On my first day I was greeted with a request for a cannabinoid confirmation on a newborn (literally newborn).
It came back strongly positive and we reckon mom decided to smoke some marijuana to help with her pregnancy. I hope it was worth it to her knowing that her baby is quite possibly going to have neurodevelopmental problems.
Unfortunately, this kind of experience will be par for the course in the new position, as we will get a lot of addicts (to harder drugs) who give birth to poisoned babies.
Well, it’s been a while since I did a case study because I never think to remember things like these, but let’s do another.
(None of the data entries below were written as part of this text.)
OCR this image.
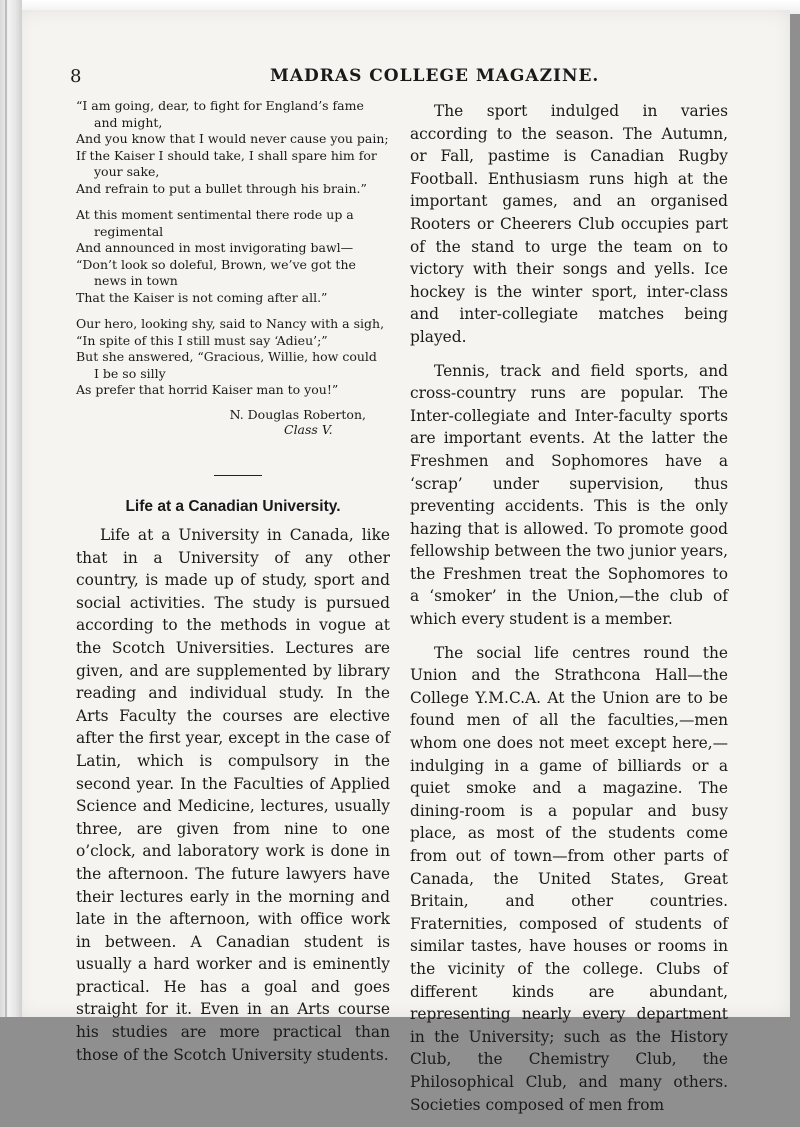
8	MADRAS COLLEGE MAGAZINE.
“I am going, dear, to fight for England’s fame
and might,
And you know that I would never cause you pain;
If the Kaiser I should take, I shall spare him for
your sake,
And refrain to put a bullet through his brain.”
At this moment sentimental there rode up a
regimental
And announced in most invigorating bawl—
“Don’t look so doleful, Brown, we’ve got the
news in town
That the Kaiser is not coming after all.”
Our hero, looking shy, said to Nancy with a sigh,
“In spite of this I still must say ‘Adieu’;”
But she answered, “Gracious, Willie, how could
I be so silly
As prefer that horrid Kaiser man to you!”
N. Douglas Roberton,
Class V.
Life at a Canadian University.

Life at a University in Canada, like that in a University of any other country, is made up of study, sport and social activities. The study is pursued according to the methods in vogue at the Scotch Universities. Lectures are given, and are supplemented by library reading and individual study. In the Arts Faculty the courses are elective after the first year, except in the case of Latin, which is compulsory in the second year. In the Faculties of Applied Science and Medicine, lectures, usually three, are given from nine to one o’clock, and laboratory work is done in the afternoon. The future lawyers have their lectures early in the morning and late in the afternoon, with office work in between. A Canadian student is usually a hard worker and is eminently practical. He has a goal and goes straight for it. Even in an Arts course his studies are more practical than those of the Scotch University students.

The sport indulged in varies according to the season. The Autumn, or Fall, pastime is Canadian Rugby Football. Enthusiasm runs high at the important games, and an organised Rooters or Cheerers Club occupies part of the stand to urge the team on to victory with their songs and yells. Ice hockey is the winter sport, inter-class and inter-collegiate matches being played.

Tennis, track and field sports, and cross-country runs are popular. The Inter-collegiate and Inter-faculty sports are important events. At the latter the Freshmen and Sophomores have a ‘scrap’ under supervision, thus preventing accidents. This is the only hazing that is allowed. To promote good fellowship between the two junior years, the Freshmen treat the Sophomores to a ‘smoker’ in the Union,—the club of which every student is a member.

The social life centres round the Union and the Strathcona Hall—the College Y.M.C.A. At the Union are to be found men of all the faculties,—men whom one does not meet except here,—indulging in a game of billiards or a quiet smoke and a magazine. The dining-room is a popular and busy place, as most of the students come from out of town—from other parts of Canada, the United States, Great Britain, and other countries. Fraternities, composed of students of similar tastes, have houses or rooms in the vicinity of the college. Clubs of different kinds are abundant, representing nearly every department in the University; such as the History Club, the Chemistry Club, the Philosophical Club, and many others. Societies composed of men from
A 36 year old male with a history of alcohol abuse is found lying in a pool of vomit at home by his mother. He was apparently drinking heavily for the last 24 hours and was now unresponsive to painful stimuli. He had a grand mal seizure (45s long) followed by two shorter ones. His pupils were fixed and unreactive, so he was given IV Narcan (opiate antidote, did nothing), dextrose (volume expander), vitamin B12. He also showed signs of brain swelling so he was given IV mannitol.
If you were the physician, what would you order STAT for this patient? Remember that the only tests that should ever be requested stat and not routine are ones that will affect the course of treatment for the patient right then and there, so it is important to be judicious. That means no “drug screen” for you.
Once in a while we get thrown a curve ball and get specimens from people who don’t need any clinical direction anymore.
Today, I received a vitreous fluid specimen from a 15 year old boy who was killed in a bike accident—a huge bummer in and of itself. They wanted to know if alcohol was involved.
Basically, eyeball fluid is a good specimen for post mortem ethanols because the levels are pretty stable and bacteria don’t have an easy time mucking things up in there (as they tend to in a lot of specimen types).